一、通过正则表达式re处理数据
正则表达式规则详见:Python3 --- 正则表达式
from urllib import request,parse
import re
class Spider:
def __init__(self):
# 初始化起始页位置
self.page = 1
# 爬取开关,如果为True继续爬取
self.switch = True
pass
def loadPage(self):
"""
下载页面
:return:
"""
print("正在下载数据.....")
url = "http://www.neihan8.com/article/list_5_" + str(self.page) + ".html"
headers = {
"User-Agent": "Mozilla/5.0 (Windows NT 10.0; Win64; x64) AppleWebKit/537.36 (KHTML, like Gecko) Chrome/54.0.2840.99 Safari/537.36"
}
req = request.Request(url,headers=headers)
res = request.urlopen(req)
html = res.read().decode('gbk')
#print(html)
pattern = re.compile('<div.*?class="f18 mb20">(.*?)</div>',re.S)

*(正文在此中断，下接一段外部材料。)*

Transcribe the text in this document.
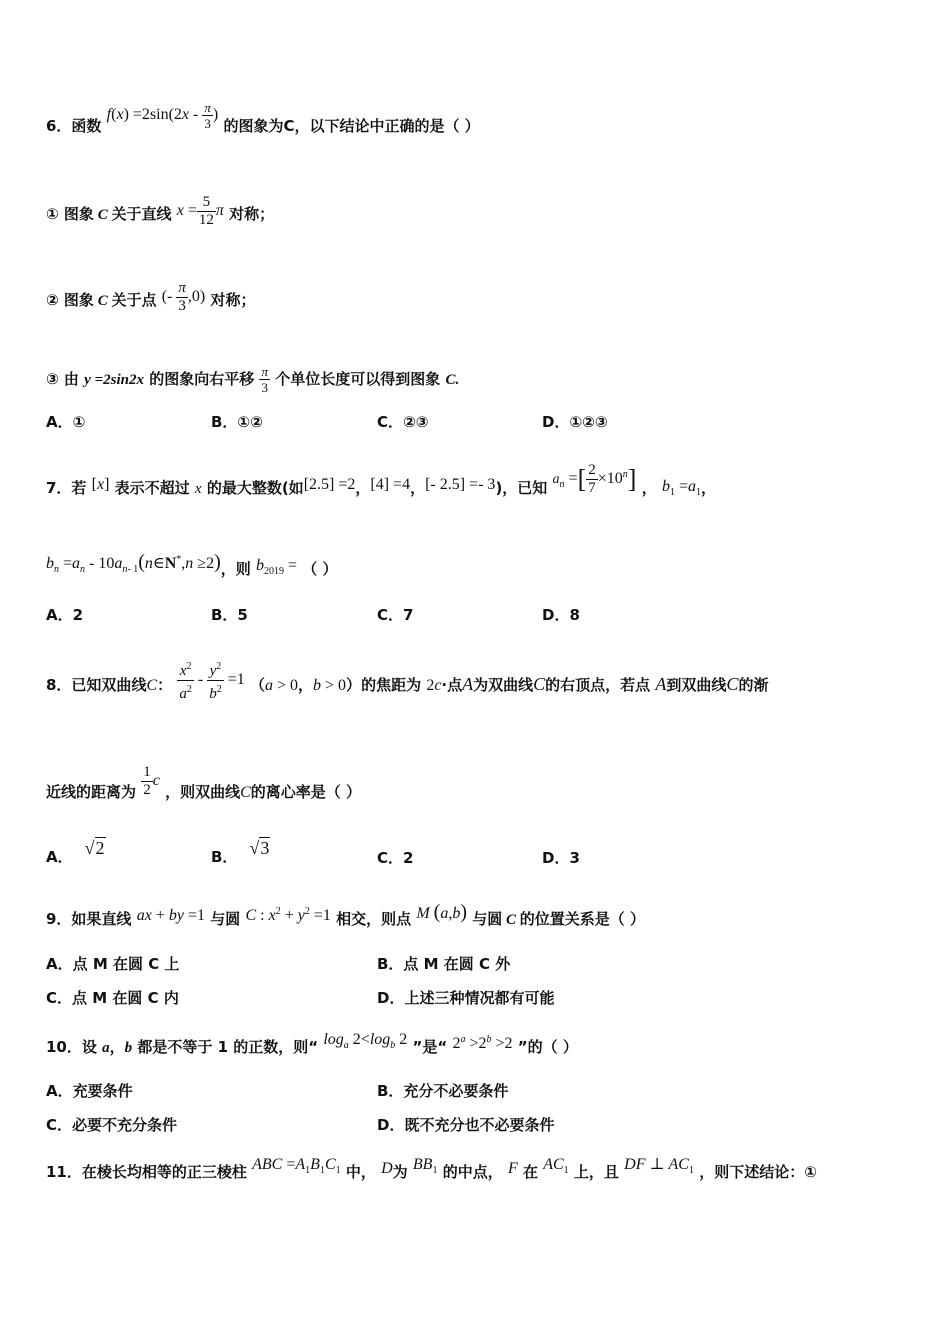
6．函数 $f(x) =2\sin(2x - \frac{\pi}{3}$ ) 的图象为C，以下结论中正确的是（ ）
① 图象 C 关于直线 $x = \frac{5}{12}$ π 对称；
② 图象 C 关于点 (- $\frac{\pi}{3} ,0$) 对称；
③ 由 y =2sin2x 的图象向右平移 $\frac{\pi}{3}$ 个单位长度可以得到图象 C.
A．①	B．①②	C．②③	D．①②③
7．若 [x] 表示不超过 x 的最大整数(如[2.5] =2，[4] =4，[- 2.5] =- 3)，已知 $a_n$ =[ $\frac{2}{7} \times 10^n$] ， $b_1 =a_1$，
$b_n =a_n$ - $10a_{n- 1}(n\in N^*,n \ge 2)$，则 $b_{2019}$ = （ ）
A．2	B．5	C．7	D．8
8．已知双曲线C： $\frac{x^2}{a^2} - \frac{y^2}{b^2} =1$ （a > 0，b > 0）的焦距为 2c·点A为双曲线C的右顶点，若点 A到双曲线C的渐
近线的距离为 $\frac{1}{2}$ c ，则双曲线C的离心率是（ ）
A． √2	B． √3	C．2	D．3
9．如果直线 ax + by =1 与圆 C : $x^2 + y^2 =1$ 相交，则点 M (a,b) 与圆 C 的位置关系是（ ）
A．点 M 在圆 C 上	B．点 M 在圆 C 外
C．点 M 在圆 C 内	D．上述三种情况都有可能
10．设 a，b 都是不等于 1 的正数，则“ $\log_a 2<\log_b$ 2 ”是“ $2^a >2^b >2$ ”的（ ）
A．充要条件	B．充分不必要条件
C．必要不充分条件	D．既不充分也不必要条件
11．在棱长均相等的正三棱柱 ABC $=A_1B_1C_1$ 中， D为 $BB_1$ 的中点， F 在 $AC_1$ 上，且 DF ⊥ $AC_1$ ，则下述结论：①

content_list = pattern.findall(html)
self.dealPage(content_list)
def dealPage(self,content_list):
"""
处理每页的段子
:return:
"""
for item in content_list:
item = item.replace("<p>","").replace("</p>","").replace("<br>","").replace("<br />","")
print("正在写入数据.....")
self.writePage(item)
def writePage(self,item):
"""
把每条段子逐个写入文件里
:return:
"""
with open("duanzi.txt","a",encoding="gbk") as f:
f.write(item)
def startWork(self):
"""
控制爬虫运行
:return:
"""
while self.switch:
command = input("如果继续爬取 ,请安回车(退出输入quit)")
if command == "quit":
self.switch = False
else:
self.loadPage()
self.page += 1
if __name__ == "__main__":
spider = Spider()
# spider.loadPage()
spider.startWork()
二、通过XPath处理数据
XPath使用详见:XPath --- 用法总结整理
import os
from urllib import request,parse
from lxml import etree
class Spider:
def __init__(self):
self.tiebaName = input("请需要访问的贴吧:")
self.beginPage = int(input("请输入起始页:"))
self.endPage = int(input("请输入终止页:"))
self.url = 'http://tieba.baidu.com/f'
self.ua_header = {"User-Agent" : "Mozilla/5.0 (compatible; MSIE 9.0; Windows NT 6.1 Trident/5.0;"}
# 图片编号
self.userName = 1
def tiebaSpider(self):
for page in range(self.beginPage, self.endPage + 1):
pn = (page - 1) * 50 # page number
word = {'pn' : pn, 'kw': self.tiebaName}
word = request.urlencode(word) #转换成url编码格式(字符串)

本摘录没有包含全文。